Posted to dev@systemml.apache.org by Mingyang Wang <mi...@eng.ucsd.edu> on 2017/04/20 00:48:01 UTC

Questions about the Compositions of Execution Time

Hi all,

I have run some simple matrix multiplication in SystemML and found that JVM
GC time and Spark collect time are dominant.

For example, given 4 executors with 20 cores and 100GB memory each, and a
driver with 10GB memory, one setting is

R = read($R) # 1,000,000 x 80 -> 612M
S = read($S) # 20,000,000 x 20 -> 3G
FK = read($FK) # 20,000,000 x 1,000,000 (sparse) -> 358M
wS = Rand(rows=ncol(S), cols=1, min=0, max=1, pdf="uniform")
wR = Rand(rows=ncol(R), cols=1, min=0, max=1, pdf="uniform")
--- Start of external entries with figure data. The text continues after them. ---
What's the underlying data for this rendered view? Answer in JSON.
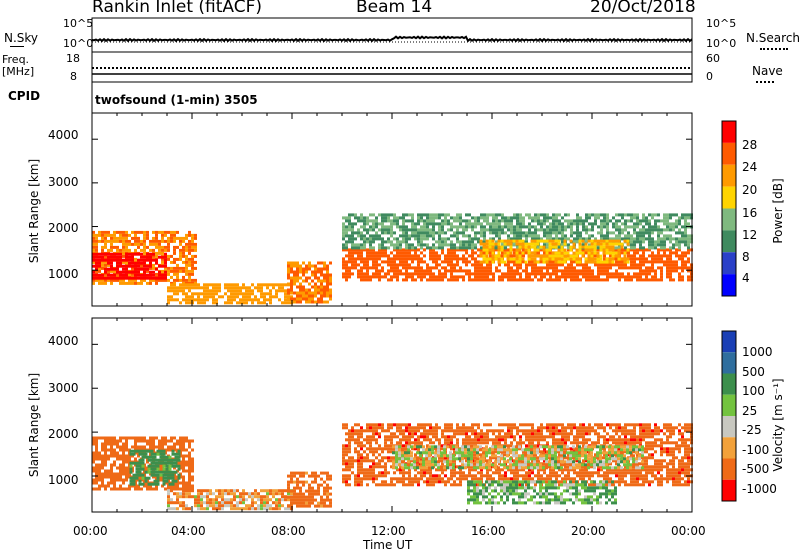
{
  "header": {
    "station": "Rankin Inlet (fitACF)",
    "beam": "Beam 14",
    "date": "20/Oct/2018"
  },
  "params": {
    "nsky_label": "N.Sky",
    "nsky_ticks": [
      "10^5",
      "10^0"
    ],
    "nsearch_label": "N.Search",
    "nsearch_ticks": [
      "10^5",
      "10^0"
    ],
    "freq_label": "Freq.",
    "freq_unit": "[MHz]",
    "freq_ticks": [
      "18",
      "8"
    ],
    "nave_label": "Nave",
    "nave_ticks": [
      "60",
      "0"
    ],
    "cpid_label": "CPID",
    "cpid_text": "twofsound (1-min) 3505"
  },
  "power_panel": {
    "ylabel": "Slant Range [km]",
    "yticks": [
      "4000",
      "3000",
      "2000",
      "1000"
    ],
    "colorbar_label": "Power [dB]",
    "colorbar_ticks": [
      "28",
      "24",
      "20",
      "16",
      "12",
      "8",
      "4"
    ],
    "colorbar_colors": [
      "#ff0000",
      "#ff5a00",
      "#ff9a00",
      "#ffd400",
      "#7fb97f",
      "#3f8a5f",
      "#2a40c8",
      "#0000ff"
    ]
  },
  "velocity_panel": {
    "ylabel": "Slant Range [km]",
    "yticks": [
      "4000",
      "3000",
      "2000",
      "1000"
    ],
    "colorbar_label": "Velocity [m s⁻¹]",
    "colorbar_ticks": [
      "1000",
      "500",
      "100",
      "25",
      "-25",
      "-100",
      "-500",
      "-1000"
    ],
    "colorbar_colors": [
      "#1a3fb5",
      "#2f6e9e",
      "#3c8f4c",
      "#73c33f",
      "#c8c8c0",
      "#f2a13a",
      "#ef6a17",
      "#ff0000"
    ]
  },
  "xaxis": {
    "ticks": [
      "00:00",
      "04:00",
      "08:00",
      "12:00",
      "16:00",
      "20:00",
      "00:00"
    ],
    "label": "Time UT"
  },
  "chart_data": [
    {
      "type": "heatmap",
      "title": "Power",
      "xlabel": "Time UT",
      "ylabel": "Slant Range [km]",
      "xlim": [
        0,
        24
      ],
      "ylim": [
        180,
        4600
      ],
      "colorbar": {
        "label": "Power [dB]",
        "range": [
          0,
          32
        ]
      },
      "regions": [
        {
          "t0": 0.0,
          "t1": 4.2,
          "r0": 700,
          "r1": 1900,
          "value": 24
        },
        {
          "t0": 0.0,
          "t1": 3.0,
          "r0": 850,
          "r1": 1400,
          "value": 30
        },
        {
          "t0": 3.0,
          "t1": 8.0,
          "r0": 250,
          "r1": 700,
          "value": 22
        },
        {
          "t0": 7.8,
          "t1": 9.5,
          "r0": 300,
          "r1": 1200,
          "value": 24
        },
        {
          "t0": 10.0,
          "t1": 24.0,
          "r0": 800,
          "r1": 1500,
          "value": 26
        },
        {
          "t0": 10.0,
          "t1": 24.0,
          "r0": 1500,
          "r1": 2300,
          "value": 12
        },
        {
          "t0": 15.5,
          "t1": 21.5,
          "r0": 1200,
          "r1": 1700,
          "value": 20
        }
      ]
    },
    {
      "type": "heatmap",
      "title": "Velocity",
      "xlabel": "Time UT",
      "ylabel": "Slant Range [km]",
      "xlim": [
        0,
        24
      ],
      "ylim": [
        180,
        4600
      ],
      "colorbar": {
        "label": "Velocity [m s⁻¹]",
        "range": [
          -1000,
          1000
        ]
      },
      "regions": [
        {
          "t0": 0.0,
          "t1": 4.0,
          "r0": 700,
          "r1": 1900,
          "value": -300
        },
        {
          "t0": 1.5,
          "t1": 3.5,
          "r0": 800,
          "r1": 1600,
          "value": 200
        },
        {
          "t0": 3.0,
          "t1": 8.0,
          "r0": 250,
          "r1": 700,
          "value": -80
        },
        {
          "t0": 7.8,
          "t1": 9.5,
          "r0": 300,
          "r1": 1100,
          "value": -200
        },
        {
          "t0": 10.0,
          "t1": 24.0,
          "r0": 800,
          "r1": 2200,
          "value": -400
        },
        {
          "t0": 12.0,
          "t1": 22.0,
          "r0": 1200,
          "r1": 1700,
          "value": 0
        },
        {
          "t0": 15.0,
          "t1": 21.0,
          "r0": 400,
          "r1": 900,
          "value": 100
        }
      ]
    }
  ]
}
temp = S %*% wS + FK %*% (R %*% wR)
# some code to enforce the execution

It took 77.597s to execute while JVM GC took 70.282s.

Another setting is

T = read($T) # 20,000,000 x 100 -> 15G
w = Rand(rows=ncol(T), cols=1, min=0, max=1, pdf="uniform")

temp = T %*% w
# some code to enforce the execution

It took 92.582s to execute while Spark collect took 91.991s.

My questions are
1. Are these behaviors expected, as it seems only a tiny fraction of time
are spent on computation?
2. How can I tweak the configuration to tune the performance?
3. Is there any way to measure the time spent on data loading, computation,
disk accesses, and communication separately?
4. Any rule of thumb to estimate the memory needed for a program in
SystemML?

I really appreciate your inputs!


Best,
Mingyang Wang